Lucky Girl hizo lo que le indicaban: con una expresión glacial, mojó el pulgar en la palma de Nailer y lo marcó a su vez.

—Bien. —Pima se inclinó sobre ella—. Ahora yo.

Bajaron a las aguas oscurecidas y se lavaron la sangre de las manos antes de volver a adentrarse en la espesura. El mar los rodeaba por completo, aislándolos bajo el firmamento nocturno mientras ascendían lentamente en dirección a la baliza que era su fogata. Nailer sentía el hombro dolorido e inflamado a causa de tanta actividad, lo que entorpecía su marcha. Lucky Girl caminaba a trompicones delante de ellos, tropezando con la vegetación, desacostumbrada al ejercicio, respirando entrecortadamente, con la ropa desgarrada. Nailer observaba sus piernas esbeltas y sus suaves curvas bajo la falda.

Pima le propinó un coscorrón.

—¿Qué? ¿Te crees que vas a liarte con ella después de rajarle la mano con un cuchillo?

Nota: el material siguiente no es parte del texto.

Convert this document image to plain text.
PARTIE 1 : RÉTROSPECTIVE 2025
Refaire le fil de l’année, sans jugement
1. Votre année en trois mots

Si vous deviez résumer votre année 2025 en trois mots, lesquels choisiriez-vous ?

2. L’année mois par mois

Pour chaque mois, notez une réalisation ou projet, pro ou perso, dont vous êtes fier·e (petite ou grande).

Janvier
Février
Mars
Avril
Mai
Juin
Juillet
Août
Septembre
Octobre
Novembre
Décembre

Nailer sonrió y encogió los hombros, azorado.

—Es guapa de narices.

—Seguro que además está limpia —convino Pima; bajó la voz para añadir—: ¿Qué te parece? ¿Pertenece a la cuadrilla de verdad?

Nailer interrumpió la marcha para girar el hombro con cuidado; sintió la tirantez de la herida en la espalda.

—Pertenecer a la cuadrilla no le importó una escama de óxido a Sloth. Pertenecer a la cuadrilla no significa nada a menos que todos estemos sudando juntos en el mismo barco. —Encogió los hombros e hizo otra mueca de dolor—. Así y todo, la apuesta vale la pena, ¿no?

—¿Decías en serio lo de irnos de aquí?

Nailer asintió con la cabeza.

—Sí. Es la decisión más inteligente, ¿no crees? La única decisión inteligente. Aquí no tenemos nada. Necesitamos salir, o moriremos aquí como todos los demás. Hasta Lucky Strike recibió un buen varapalo con la tormenta. Ser el líder de una cuadrilla ligera tampoco le sirvió de nada a Bapi. Lo único que consiguió fue palmarla.

—Lucky Strike salió mucho mejor parado que nosotros.

—Ya. —Nailer escupió—. Lo mismo dice el cochino que queda en la pocilga cuando pasan a cuchillo a su hermano a la hora de cenar. —Encogió los hombros—. Pero sigue encerrado en la pocilga. Sigue siendo el próximo en morir.